È arrivato il momento in cui anche i giornalisti si prendano le loro responsabilità e forse dalla consapevolezza può nascere qualcosa di buono. I nostri “padri “non sono stati così tanto bravi nel lasciarci una libertà di stampa migliore rispetto a quella che hanno trovato, ma noi siamo destinati a lasciare solo macerie.
Vogliamo ricordare che il nostro contatto di lavoro è scaduto da dieci anni? Che ci sono colleghi che vengono pagati una miseria come, purtroppo, in molti altri settori? Vogliamo parlare dell’ultimo congresso della Fnsi? Vogliamo soffermarci sull’Usigrai (sindacato della Rai) al centro di uno scandalo che non ha precedenti: la sottrazione di una una discreta quantità di denaro dalle casse.
LA PREMIER E I GIORNALISTI DA RICORDARE
Vogliamo accennare alla premier Giorgia Meloni che ha elogiato il lavoro dei giornalisti di guerra e ne ha ricordato uno: Almerigo Grilz, triestino inviato di guerra indipendente, morto il 19 maggio del 1987 in Mozambico. Ebbene, lo stesso collega è stato ricordato dai “camerati” con gli onori e il saluto romano nei giorni scorsi per commemorate l’anniversario dei 70 anni dalla nascita.

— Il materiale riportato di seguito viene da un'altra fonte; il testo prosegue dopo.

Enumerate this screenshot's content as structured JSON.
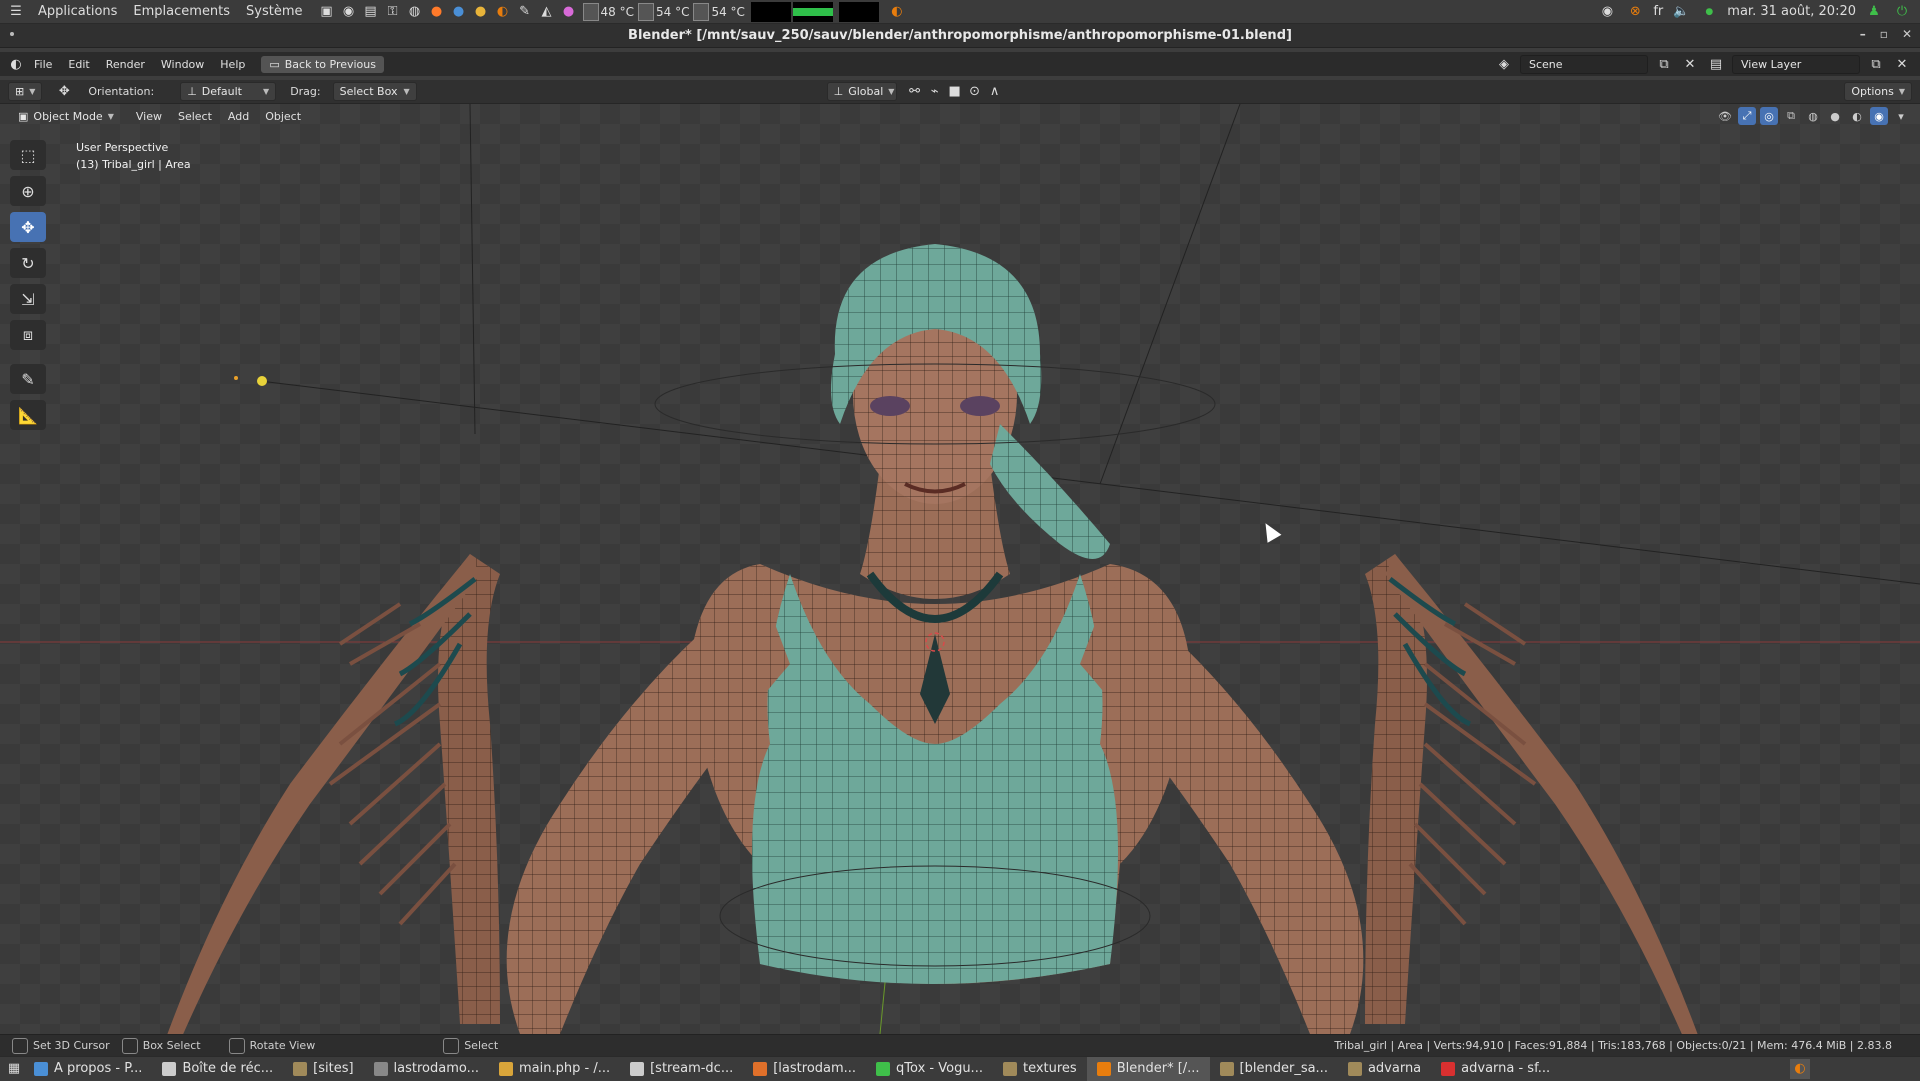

Come chiamiamo tutto questo? Un esecutivo dovrebbe ricordare tutti i giornalisti morti raccontando la guerra, altrimenti fa una scelta di parte e come sempre divisiva.
E che dire di quanto detto dalla premier a Catania? ”Non leggo i giornali, non mi soffermo sulle polemiche. Anche se alcune le trovo molto divertenti tipo quella sulla Rai”.
NON BASTA PIÙ IL PRESIDENTE MATTARELLA
Ora, non basta più il presidente Mattarella che interviene ricordando Manzoni sostenendo che etnie e razze non esistono, servono altre coscienze, libere e pensanti. Servono esperienza, capacità, impegno. Idee, principi ai quali credere affinché il giornalismo torni a tutelare il pluralismo.
Perché se anche scriviamo a tutela della legalità e della libertà, se ne accorgono in pochi. L’opinione pubblica è tutta la riconquistare.